Mi trovo parecchio in difficoltà a parlare di questo libro.
Prima di tutto non saprei da dove cominciare a raccontarlo, in quanto, per quel che mi riguarda, non ha una trama granchè lineale; secondo, sempre per quel che mi riguarda, ha più Pro che contro.
John Ajvide Lindquist cerca di avvicinarci a un temi molto particolari, sempre difficili da affrontare, quali bullismo e pedofilia. Oskar, il nostro protagonista, subisce ogni giorno le angherie dei suoi compagni. La situazione è parecchio disagiante a scuola, viene minacciato, provocato, costretto a grugnire come un maiale – dandogli, quindi, del ciccione. Una sera, mentre cerca di accoltellare un albero, sfogando l’impeto “feroce e omicida”, incontra Eli, una ragazza che vive nel palazzo accanto e che appare strana. Quanto strana, Oskar, lo capirà solo vivendo.
Lo ammetto, mi aspettavo qualcosa di più. Quando ho cominciato a leggerlo, speravo fosse davvero una favola horror, delineata da scene di orribile realtà a quelle di orribile fantasia. Mi aspettavo che il rapporto fra Eli e Oskar risvegliasse nel ragazzo l’istinto di sopravvivenza, qualcosa che lo facesse combattere, reagire alle burla dei compagni. Questo succede, ma così in minima parte da non donare quel senso di soddisfazione. Come ho detto, la trama non mi appare lineale. I personaggi sono tanti, ma il problema non sta nella quantità, quanto al fatto che non sono legati o collegati abbastanza da capire cosa centrano loro in questa storia. E questo incide sull’attenzione del lettore, il quale si perde facilmente fra i vari nomi – per altro tutti molto simili fra loro – e i vari accadimenti.

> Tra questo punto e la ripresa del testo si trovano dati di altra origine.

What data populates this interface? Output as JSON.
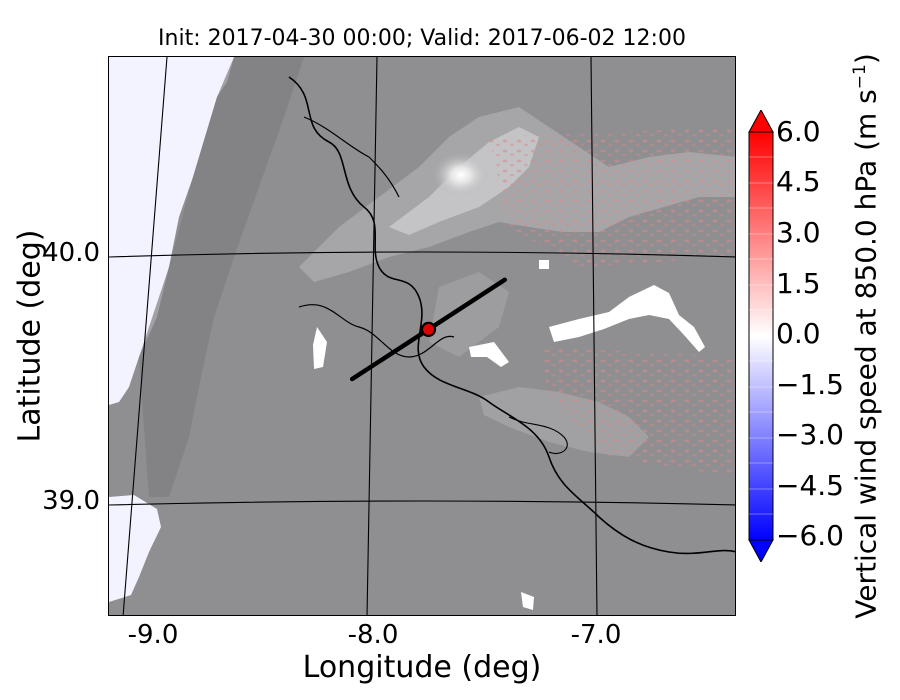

Non agevola per niente, poi, la freddezza con cui l’autore narra la storia. Vero, questo stile un po’ glaciale è quasi una firma per questi autori scandinavi, ma qui mi è sembrato di scontrarmi con un iceberg, nemmeno fossi in Titanic! I dialoghi sono ritmatici – un, due, tre, quattro-unduetrequattro -, appena scanditi da “sì; no; Io…; devi; fai; forza; veloce”. Non sono riuscita a percepire le varie emozioni, se non proprio in casi eccezionali; ma un libro del genere, penso, dovrebbe essere in grado di mutare i sentimenti: dalla rabbia alla desolazione, dalla desolazione alla sconfitta, e dalla sconfitta magari al senso di pace, beatitudine nascosta. Avrei voluto sentire le viscere contorcersi per certi passaggi; e questo non è accaduto.
Per quel che mi riguarda, non riesco a catalogarlo nel genere Horror. Forse una storia un po’ macabra, con quell’accenno che, però, non riesce a formare alcuno shock, nessun battito cardiaco, nessuna palpitazione. Le scene sono tutte un po’ sgranate: esistono, ma scompaiono un attimo dopo, così come sul finale che avrebbe voluto sicuramente più interazione, più colpi di scena. Da lettrice, mi sono sentita come in attesa della scena madre, quella più importante e, sul più bello, qualcuno spegne l’interruttore… e scena sfumata, andata via.
Lasciami entrare è sicuramente un libro da cui avrei preteso molto di più, che mi ha lasciato un po’ di amaro in bocca. Una storia che, visti i temi trattati, avrebbe meritato un approfondimento diverso, sicuramente un po’ di crudeltà in più.